The 2019 Verizon Data Breach Investigations Report published recently finds 69% of the 2,013 data breaches analyzed were perpetrated by outsiders, with organized crime rings accounting for 39% of breaches and state-sponsored entities accounting for 23%.
More than half of the breaches studied (52%) involved some form of hacking, while social attacks were employed in 33%. Malware, however, was only involved 28% of the time, while errors on the part of IT teams accounted for 21%.
For the first time, the annual Verizon report also includes data from the FBI Internet Crime Complaint Center (IC3), which estimates the median loss of a business email compromise to be about $8,000, while the median loss for a computer data breach is $25,000. Interestingly, the IC3 notes that only 9% of victims of these breaches could not recover money from the bank to which funds were transferred.
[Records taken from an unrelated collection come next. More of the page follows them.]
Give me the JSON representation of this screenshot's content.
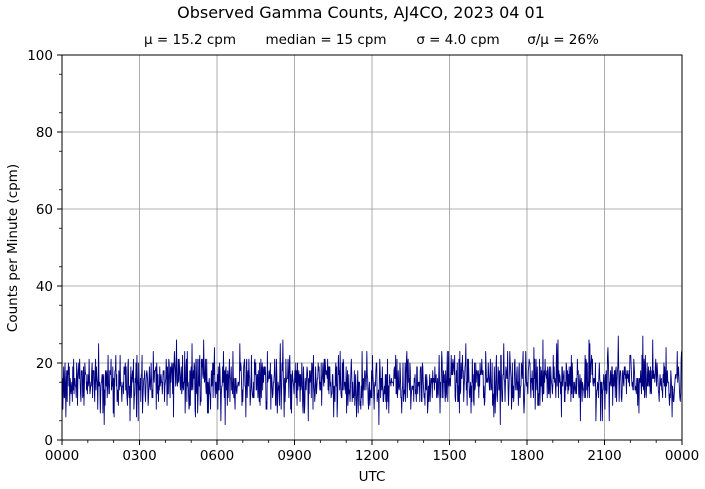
{
  "chart_data": {
    "type": "line",
    "title": "Observed Gamma Counts, AJ4CO, 2023 04 01",
    "stats": [
      "μ = 15.2 cpm",
      "median = 15 cpm",
      "σ = 4.0 cpm",
      "σ/μ = 26%"
    ],
    "xlabel": "UTC",
    "ylabel": "Counts per Minute (cpm)",
    "x_tick_labels": [
      "0000",
      "0300",
      "0600",
      "0900",
      "1200",
      "1500",
      "1800",
      "2100",
      "0000"
    ],
    "y_tick_labels": [
      "0",
      "20",
      "40",
      "60",
      "80",
      "100"
    ],
    "xlim_hours": [
      0,
      24
    ],
    "ylim": [
      0,
      100
    ],
    "grid": true,
    "line_color": "#000080",
    "grid_color": "#9a9a9a",
    "series": [
      {
        "x_unit": "hours UTC (one sample per minute)",
        "values_per_minute_statistics": {
          "mean": 15.2,
          "median": 15,
          "std": 4.0,
          "max_approx": 29,
          "min_approx": 4
        }
      }
    ]
  }
}
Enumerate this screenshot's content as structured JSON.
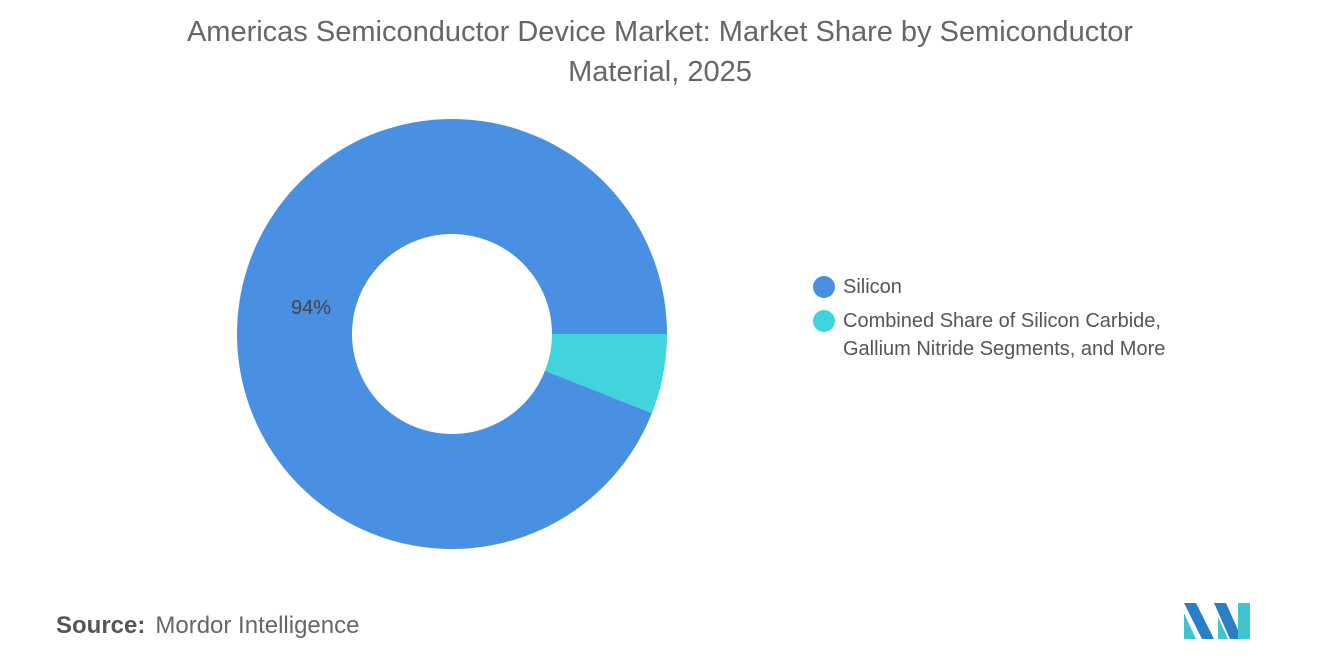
{
  "chart_data": {
    "type": "pie",
    "variant": "donut",
    "title": "Americas Semiconductor Device Market: Market Share by Semiconductor Material, 2025",
    "title_lines": [
      "Americas Semiconductor Device Market: Market Share by Semiconductor",
      "Material, 2025"
    ],
    "slices": [
      {
        "name": "Silicon",
        "value": 94,
        "label": "94%",
        "color": "#4a90e2"
      },
      {
        "name": "Combined Share of Silicon Carbide, Gallium Nitride Segments, and More",
        "value": 6,
        "label": "",
        "color": "#40d4dc"
      }
    ],
    "legend_lines": [
      [
        "Silicon"
      ],
      [
        "Combined Share of Silicon Carbide,",
        "Gallium Nitride Segments, and More"
      ]
    ],
    "legend_position": "right"
  },
  "source": {
    "label": "Source:",
    "value": "Mordor Intelligence"
  },
  "logo": {
    "colors": [
      "#2a7fc4",
      "#40c4d0"
    ]
  }
}
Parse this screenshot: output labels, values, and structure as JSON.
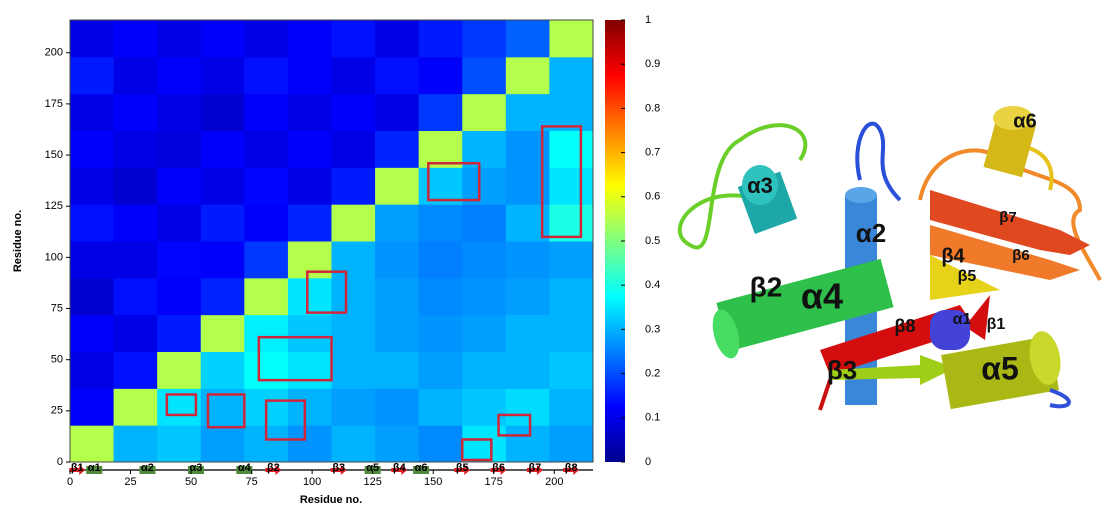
{
  "chart_data": {
    "type": "heatmap",
    "xlabel": "Residue no.",
    "ylabel": "Residue no.",
    "bins": [
      0,
      18,
      36,
      54,
      72,
      90,
      108,
      126,
      144,
      162,
      180,
      198,
      216
    ],
    "matrix": [
      [
        0.55,
        0.3,
        0.32,
        0.28,
        0.3,
        0.27,
        0.3,
        0.28,
        0.26,
        0.35,
        0.3,
        0.28
      ],
      [
        0.12,
        0.55,
        0.35,
        0.3,
        0.33,
        0.3,
        0.28,
        0.27,
        0.3,
        0.32,
        0.34,
        0.3
      ],
      [
        0.1,
        0.14,
        0.55,
        0.33,
        0.38,
        0.35,
        0.3,
        0.3,
        0.28,
        0.3,
        0.3,
        0.32
      ],
      [
        0.12,
        0.1,
        0.15,
        0.55,
        0.36,
        0.32,
        0.3,
        0.28,
        0.27,
        0.28,
        0.3,
        0.3
      ],
      [
        0.08,
        0.14,
        0.12,
        0.16,
        0.55,
        0.35,
        0.3,
        0.28,
        0.26,
        0.27,
        0.28,
        0.3
      ],
      [
        0.1,
        0.1,
        0.13,
        0.12,
        0.18,
        0.55,
        0.3,
        0.27,
        0.25,
        0.26,
        0.27,
        0.28
      ],
      [
        0.14,
        0.12,
        0.1,
        0.15,
        0.12,
        0.16,
        0.55,
        0.28,
        0.26,
        0.25,
        0.3,
        0.4
      ],
      [
        0.1,
        0.08,
        0.12,
        0.1,
        0.13,
        0.1,
        0.15,
        0.55,
        0.32,
        0.28,
        0.27,
        0.35
      ],
      [
        0.12,
        0.1,
        0.09,
        0.12,
        0.1,
        0.12,
        0.1,
        0.16,
        0.55,
        0.3,
        0.27,
        0.38
      ],
      [
        0.1,
        0.12,
        0.1,
        0.08,
        0.12,
        0.1,
        0.12,
        0.1,
        0.18,
        0.55,
        0.3,
        0.3
      ],
      [
        0.15,
        0.1,
        0.12,
        0.1,
        0.14,
        0.12,
        0.1,
        0.14,
        0.12,
        0.2,
        0.55,
        0.3
      ],
      [
        0.1,
        0.12,
        0.1,
        0.12,
        0.1,
        0.12,
        0.14,
        0.1,
        0.15,
        0.18,
        0.22,
        0.55
      ]
    ],
    "xlim": [
      0,
      216
    ],
    "ylim": [
      0,
      216
    ],
    "xticks": [
      0,
      25,
      50,
      75,
      100,
      125,
      150,
      175,
      200
    ],
    "yticks": [
      0,
      25,
      50,
      75,
      100,
      125,
      150,
      175,
      200
    ],
    "clim": [
      0,
      1
    ],
    "cticks": [
      0,
      0.1,
      0.2,
      0.3,
      0.4,
      0.5,
      0.6,
      0.7,
      0.8,
      0.9,
      1
    ],
    "box_color": "#d0263a",
    "highlight_boxes": [
      {
        "x": [
          40,
          52
        ],
        "y": [
          23,
          33
        ]
      },
      {
        "x": [
          57,
          72
        ],
        "y": [
          17,
          33
        ]
      },
      {
        "x": [
          81,
          97
        ],
        "y": [
          11,
          30
        ]
      },
      {
        "x": [
          78,
          108
        ],
        "y": [
          40,
          61
        ]
      },
      {
        "x": [
          98,
          114
        ],
        "y": [
          73,
          93
        ]
      },
      {
        "x": [
          162,
          174
        ],
        "y": [
          1,
          11
        ]
      },
      {
        "x": [
          177,
          190
        ],
        "y": [
          13,
          23
        ]
      },
      {
        "x": [
          148,
          169
        ],
        "y": [
          128,
          146
        ]
      },
      {
        "x": [
          195,
          211
        ],
        "y": [
          110,
          164
        ]
      }
    ],
    "secondary_structure": [
      {
        "label": "β1",
        "residue": 3,
        "kind": "strand"
      },
      {
        "label": "α1",
        "residue": 10,
        "kind": "helix"
      },
      {
        "label": "α2",
        "residue": 32,
        "kind": "helix"
      },
      {
        "label": "α3",
        "residue": 52,
        "kind": "helix"
      },
      {
        "label": "α4",
        "residue": 72,
        "kind": "helix"
      },
      {
        "label": "β2",
        "residue": 84,
        "kind": "strand"
      },
      {
        "label": "β3",
        "residue": 111,
        "kind": "strand"
      },
      {
        "label": "α5",
        "residue": 125,
        "kind": "helix"
      },
      {
        "label": "β4",
        "residue": 136,
        "kind": "strand"
      },
      {
        "label": "α6",
        "residue": 145,
        "kind": "helix"
      },
      {
        "label": "β5",
        "residue": 162,
        "kind": "strand"
      },
      {
        "label": "β6",
        "residue": 177,
        "kind": "strand"
      },
      {
        "label": "β7",
        "residue": 192,
        "kind": "strand"
      },
      {
        "label": "β8",
        "residue": 207,
        "kind": "strand"
      }
    ]
  },
  "structure_labels": [
    "α6",
    "α3",
    "α2",
    "β7",
    "β4",
    "β6",
    "β5",
    "β2",
    "α4",
    "β8",
    "α1",
    "β1",
    "β3",
    "α5"
  ]
}
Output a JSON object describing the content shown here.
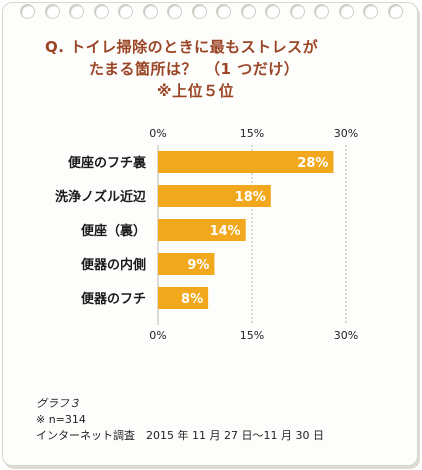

Half of all business email compromise victims in the U.S. had 99% of the money recovered or frozen.
Gabriel Bassett, senior information security data scientist for the Verizon Security Research team at Verizon Enterprise Solutions, said the FBI data makes it clear that monetary damages from a breach are minimal compared to the total cost of a breach that, among other things, includes the process of notifying customers and the appropriate authorities.
In general, Bassett said most of the attacks being launched against companies would be classified as nuisance attacks. Fewer cybercriminals are employing advanced persistent threat (APT) malware because it’s complicated to build and deploy complex software. It’s much easier to look for a simple misconfiguration to exploit. Increasingly, cybercriminals are not even bothering to launch an actual attack—Bassett said they simply send an email to a senior executive that has the authority to spend up to $25,000, for example, to inform that person their systems are hacked. As it turns out, more than a few business executives decide to pay off the cybercriminals simply because they have no way to verify whether their IT environments have been compromised. Whether a report of that incident gets filed every time it occurs is anyone’s guess.
Bassett said the best course of action for most organizations is to concentrate their own limited resources on combating nuisance attacks that have short paths that are easily tracked, while relying on either external experts or, for example, a modern point-of-sale (PoS) system with built-in security services to combat complex malware attacks.
Organizations should also assume there is no such thing as a perfect business process, added Bassett. Each process needs to be designed with a graceful degradation of service that gets implemented automatically once a breach gets discovered, said Bassett.
Finally, Bassett noted that even a junkyard has a dog to guard it. Organizations should not assume that their data has no value, especially when that data can be used within the context of a spear-phishing campaign designed to trick users into giving up their credentials simply because the attackers knew something about them.
The challenge organizations face now, of course, is figuring out just how big a proverbial cybersecurity dog to get.